EMS medics in East Baton Rouge Parish will soon be equipped with new gadgets expected to significantly improve vital information hospitals receive about patients en route to treatment facilities.

The equipment, a fresh batch of heart monitors, will not only increase the scope and quality of the information provided, medical officials said, but particularly the speed at which it’s delivered.

“It’s a big deal,” Dr. Bryan Hathorn, a cardiologist at Our Lady of the Lake Regional Medical Center, said regarding the influx of new monitors.

The upgrade, compared by paramedics to replacing a propeller with a jet engine on an airplane, comes as first responders and hospitals are adjusting to the challenges of life without an emergency room in central or north Baton Rouge following the recent closure of Baton Rouge General Medical Center’s ER in Mid City.

Thus far, though, the effects of the ER’s closure appear to be mostly benign for first responders.
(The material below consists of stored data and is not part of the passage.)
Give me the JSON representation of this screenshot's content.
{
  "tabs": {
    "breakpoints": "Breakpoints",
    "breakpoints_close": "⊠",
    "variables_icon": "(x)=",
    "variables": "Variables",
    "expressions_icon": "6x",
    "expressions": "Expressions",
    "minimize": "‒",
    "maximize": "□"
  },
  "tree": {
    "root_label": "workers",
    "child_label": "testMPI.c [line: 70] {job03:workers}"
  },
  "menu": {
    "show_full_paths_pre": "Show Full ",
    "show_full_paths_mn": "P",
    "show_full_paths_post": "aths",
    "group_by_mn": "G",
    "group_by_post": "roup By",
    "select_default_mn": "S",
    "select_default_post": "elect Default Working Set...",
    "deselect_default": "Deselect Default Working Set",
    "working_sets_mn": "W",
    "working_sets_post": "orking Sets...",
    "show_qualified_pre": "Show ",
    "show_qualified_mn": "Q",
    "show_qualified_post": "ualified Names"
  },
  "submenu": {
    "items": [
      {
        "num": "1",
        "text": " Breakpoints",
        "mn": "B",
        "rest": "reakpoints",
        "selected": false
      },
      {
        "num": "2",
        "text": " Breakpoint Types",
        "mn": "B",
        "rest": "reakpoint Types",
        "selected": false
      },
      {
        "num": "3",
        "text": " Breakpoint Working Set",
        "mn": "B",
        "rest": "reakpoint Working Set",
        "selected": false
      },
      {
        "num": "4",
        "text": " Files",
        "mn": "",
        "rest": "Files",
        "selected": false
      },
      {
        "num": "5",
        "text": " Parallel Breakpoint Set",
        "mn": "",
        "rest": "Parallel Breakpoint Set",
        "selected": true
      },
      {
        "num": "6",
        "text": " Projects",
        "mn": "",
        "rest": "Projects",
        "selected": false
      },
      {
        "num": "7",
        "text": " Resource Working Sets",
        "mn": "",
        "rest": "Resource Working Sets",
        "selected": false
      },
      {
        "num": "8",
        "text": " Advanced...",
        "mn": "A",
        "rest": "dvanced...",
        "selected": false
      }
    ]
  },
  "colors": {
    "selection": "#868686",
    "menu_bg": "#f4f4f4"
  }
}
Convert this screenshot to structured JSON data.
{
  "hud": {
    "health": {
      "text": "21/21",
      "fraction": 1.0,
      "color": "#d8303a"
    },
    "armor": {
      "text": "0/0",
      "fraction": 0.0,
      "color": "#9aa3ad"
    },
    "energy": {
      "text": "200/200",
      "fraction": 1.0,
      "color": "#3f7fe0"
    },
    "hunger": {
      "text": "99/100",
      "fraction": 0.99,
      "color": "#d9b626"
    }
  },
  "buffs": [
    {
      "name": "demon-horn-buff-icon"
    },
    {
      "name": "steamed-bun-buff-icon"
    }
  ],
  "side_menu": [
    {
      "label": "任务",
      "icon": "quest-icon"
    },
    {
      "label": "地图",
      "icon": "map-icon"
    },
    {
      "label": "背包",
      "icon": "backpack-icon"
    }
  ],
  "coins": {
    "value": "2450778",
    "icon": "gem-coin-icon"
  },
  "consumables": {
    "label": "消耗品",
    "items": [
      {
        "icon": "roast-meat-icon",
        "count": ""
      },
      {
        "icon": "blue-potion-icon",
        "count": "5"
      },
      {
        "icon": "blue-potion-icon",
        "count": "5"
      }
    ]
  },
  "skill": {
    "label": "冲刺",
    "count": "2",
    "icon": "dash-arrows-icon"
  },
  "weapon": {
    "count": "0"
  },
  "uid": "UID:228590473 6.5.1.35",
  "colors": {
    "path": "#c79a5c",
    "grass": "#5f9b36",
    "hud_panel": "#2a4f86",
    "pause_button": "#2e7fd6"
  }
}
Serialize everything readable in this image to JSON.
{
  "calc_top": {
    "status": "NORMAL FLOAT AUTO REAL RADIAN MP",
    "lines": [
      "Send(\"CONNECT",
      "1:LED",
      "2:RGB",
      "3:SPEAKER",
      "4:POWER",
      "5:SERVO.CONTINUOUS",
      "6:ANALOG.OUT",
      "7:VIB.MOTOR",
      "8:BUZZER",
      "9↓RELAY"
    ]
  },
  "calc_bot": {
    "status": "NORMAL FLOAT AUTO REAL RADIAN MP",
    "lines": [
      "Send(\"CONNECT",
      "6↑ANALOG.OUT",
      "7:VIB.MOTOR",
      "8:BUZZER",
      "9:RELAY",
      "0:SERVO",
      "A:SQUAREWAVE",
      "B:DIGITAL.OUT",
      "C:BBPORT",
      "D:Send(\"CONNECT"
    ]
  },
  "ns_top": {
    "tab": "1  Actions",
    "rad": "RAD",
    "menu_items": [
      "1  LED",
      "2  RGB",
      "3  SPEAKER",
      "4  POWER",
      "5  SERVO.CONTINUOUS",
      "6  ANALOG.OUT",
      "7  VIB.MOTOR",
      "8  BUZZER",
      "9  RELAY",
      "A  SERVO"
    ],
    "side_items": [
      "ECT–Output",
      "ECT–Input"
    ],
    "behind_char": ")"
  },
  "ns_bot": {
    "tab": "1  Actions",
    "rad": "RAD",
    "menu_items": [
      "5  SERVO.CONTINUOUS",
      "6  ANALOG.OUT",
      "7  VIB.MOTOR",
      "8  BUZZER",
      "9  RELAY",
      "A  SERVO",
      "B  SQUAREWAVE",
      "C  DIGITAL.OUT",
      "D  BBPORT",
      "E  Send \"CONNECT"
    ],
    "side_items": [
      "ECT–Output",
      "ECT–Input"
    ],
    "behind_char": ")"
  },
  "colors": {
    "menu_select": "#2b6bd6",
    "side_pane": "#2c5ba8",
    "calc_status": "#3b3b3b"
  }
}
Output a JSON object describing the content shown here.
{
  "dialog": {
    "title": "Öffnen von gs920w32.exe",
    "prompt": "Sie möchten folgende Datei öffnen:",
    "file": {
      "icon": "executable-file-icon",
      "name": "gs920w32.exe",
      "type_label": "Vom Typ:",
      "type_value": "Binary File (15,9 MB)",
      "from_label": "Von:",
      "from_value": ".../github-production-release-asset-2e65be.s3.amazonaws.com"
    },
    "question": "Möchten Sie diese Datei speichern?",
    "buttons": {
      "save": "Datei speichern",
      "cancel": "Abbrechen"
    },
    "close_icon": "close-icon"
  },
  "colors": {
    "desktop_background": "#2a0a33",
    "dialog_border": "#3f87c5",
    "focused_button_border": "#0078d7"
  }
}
Ambulances predictably are taking more patients to the parish’s remaining ERs, particularly OLOL and Baton Rouge General Medical Center at Bluebonnet, said Mike Chustz, an EMS spokesman. And the agency’s average transport times — clocked from pickup to drop-off at a treatment center — rose by about 10 percent in the three weeks after the ER’s closure compared to the three weeks prior, Chustz said.

But the change in transport times shouldn’t be problematic, he said.

In addition, the agency’s average drop times — clocked when an ambulance arrives at a hospital until paramedics radio to dispatchers saying they’re available for a new call — went relatively unchanged, Chustz said, while the average response times — how long it takes first responders to get to a patient after a 911 call — actually dropped a few seconds.

“Right now, we’re pretty excited about these numbers,” Chustz said. “We’re not disappointed at all.”

Meanwhile, the new heart monitors will be a huge improvement compared to the fleet’s old monitors.

EMS purchased the 40 new devices at $28,000 each as part of a trade-in deal after paramedics chose the specific device as their favorite following monthslong testing trials of three devices, Chustz said.

“It’s good for the patient and good for the provider as well,” said Jeff Rupple, a paramedic from Massachusetts who spent Tuesday and Thursday training EMS paramedics how to use the new devices.

Rupple, a representative for the maker of the heart monitors, Zoll Medical Corp., said the new monitors weigh about a third less than the old ones.

At 13 to 14 pounds — compared to 22 — paramedics relish the lighter equipment, he said.

Among the most significant improvements the new monitors bring to the fleet is wireless connectivity to hospitals via the Internet. Whereas the old monitors needed to be hooked up to a laptop — temporarily distracting paramedics from the patient — before information could be sent, the new ones allow data to be sent with the click of a button.

So what used to take about four or five minutes now takes 30 seconds or less, Rupple said.

Other key upgrades include an exhale monitor, which can detect levels of carbon monoxide in someone’s breath, improved blood pressure reading capabilities while a vehicle is in motion and a “CPR feedback feature,” which has been shown to vastly improve the efficiency of the life-saving exercise, Rupple said.

Mike Denicola, an EMS shift supervisor, described the monitors as “game-changing.”

“It’s designed to make a medic’s job easier,” Denicola said.

Another key improvement involves how closely paramedics can examine a person’s heart simply by sticking some probes with wires attached to someone’s chest.

Before, the monitors recorded what’s called a three lead electrocardiogram, or EKG, which essentially captures three different views of a heart expressed in the form of plotted lines on a graph. The new monitors record 12 such views.

The additional readings, coupled with a quicker arrival, will enable doctors to make much more informed decisions about treatment options before a patient arrives at a hospital, cardiologists said.

“It provides better quality care for the patients, better timeliness, and ultimately … better outcomes,” Dr. Nakia Newsome, an interventional cardiologist at Baton Rouge General-Bluebonnet, said of the new technology. “It will be a big help because we’ll be able to diagnose people with heart attacks in the field prior to them getting to a hospital.”

Dr. Hathorn, of OLOL, said the nearly real-time information will expand treatment another notch closer to a patient’s doorstep.

“This is all just a function of cutting the time between the event and the treatment,” Hathorn said. “And obviously, if you can treat the patient quicker in certain time-sensitive diseases, especially stroke and heart attack, then the patients are going to do better.”